South Central Trucks is part of the CMV Group. The new dealership amalgamates the existing South Central Trucks Mack and UD, and South Central Trucks Volvo dealerships, both located at Gepps Cross.


Development progress of SCT Adeliade - Showroom


Estimated for completion in September 2015, the new facility will feature 39 work bays in the main workshop, capacity for 70 prime movers to be parked and stored, four fully suspended B-double drive through service pits, overhead cranes in the main workshop, a VIS brake roller tester and vehicle shaker plates. There will also be a separate truck fit out workshop for new and used prime movers.

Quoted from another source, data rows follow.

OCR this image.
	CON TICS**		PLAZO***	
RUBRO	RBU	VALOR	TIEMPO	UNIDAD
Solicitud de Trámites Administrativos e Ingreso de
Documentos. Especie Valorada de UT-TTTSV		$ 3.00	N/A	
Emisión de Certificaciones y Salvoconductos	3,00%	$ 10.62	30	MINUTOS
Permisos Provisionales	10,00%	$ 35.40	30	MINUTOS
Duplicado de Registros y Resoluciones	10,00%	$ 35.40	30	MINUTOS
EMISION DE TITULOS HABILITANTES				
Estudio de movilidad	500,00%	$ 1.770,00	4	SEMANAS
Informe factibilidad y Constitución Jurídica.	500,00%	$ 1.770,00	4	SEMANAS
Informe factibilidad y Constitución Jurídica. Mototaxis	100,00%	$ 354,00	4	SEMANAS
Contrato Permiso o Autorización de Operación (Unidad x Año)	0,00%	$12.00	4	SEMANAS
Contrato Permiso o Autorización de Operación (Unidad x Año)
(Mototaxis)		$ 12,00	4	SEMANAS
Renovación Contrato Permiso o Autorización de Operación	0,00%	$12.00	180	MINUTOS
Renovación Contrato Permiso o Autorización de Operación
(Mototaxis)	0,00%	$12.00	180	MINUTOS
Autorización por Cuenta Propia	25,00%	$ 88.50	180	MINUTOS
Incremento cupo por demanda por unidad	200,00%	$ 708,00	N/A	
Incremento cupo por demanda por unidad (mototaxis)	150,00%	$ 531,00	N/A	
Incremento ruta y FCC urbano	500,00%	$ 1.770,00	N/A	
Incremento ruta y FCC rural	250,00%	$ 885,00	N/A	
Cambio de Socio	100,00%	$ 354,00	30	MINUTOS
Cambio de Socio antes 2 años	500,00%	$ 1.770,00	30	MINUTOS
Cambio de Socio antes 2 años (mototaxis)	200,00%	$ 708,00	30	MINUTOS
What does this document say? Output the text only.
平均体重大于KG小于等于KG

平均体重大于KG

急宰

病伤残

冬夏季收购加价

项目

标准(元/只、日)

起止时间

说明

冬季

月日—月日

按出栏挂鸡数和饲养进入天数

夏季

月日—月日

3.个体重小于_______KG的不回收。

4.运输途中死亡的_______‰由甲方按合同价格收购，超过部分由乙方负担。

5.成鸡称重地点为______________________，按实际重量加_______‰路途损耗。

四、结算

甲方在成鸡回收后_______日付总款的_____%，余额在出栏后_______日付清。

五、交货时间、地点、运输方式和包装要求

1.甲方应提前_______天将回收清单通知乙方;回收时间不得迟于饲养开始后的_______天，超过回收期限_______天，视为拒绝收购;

“The facilities will be some of the best in the world, allowing us to showcase our fantastic trucks and elevate our customer care to the highest level, whilst at the same time providing our staff with the best working environment possible” said Paul Crawford, CMV Joint Managing Director. “The decision to build this dealership represents a significant investment and reflects the confidence the CMV Group has not only in the future of South Central Trucks, but also Volvo Group Australia and the South Australian transport industry”.

Ekiden Saga

UD are now in the smart phone game business, it seems. This is the Ekiden Saga a new game launched by the Volvo-owned and Japanese based truck manufacturer. The game itself is a little confusing and clearly aimed at the Japanese domestic market and increasing the brand awareness for the UD brand.


Meanwhile, UD are still in the business of making trucks and here is a video about the first delivery of the new Quester model to a customer in Thailand. Quester is aimed for developing countries, particularly in Asia. Although this particular model is unlikely to appear here in Australia, some aspects of the design may start to appear on UDs sold here.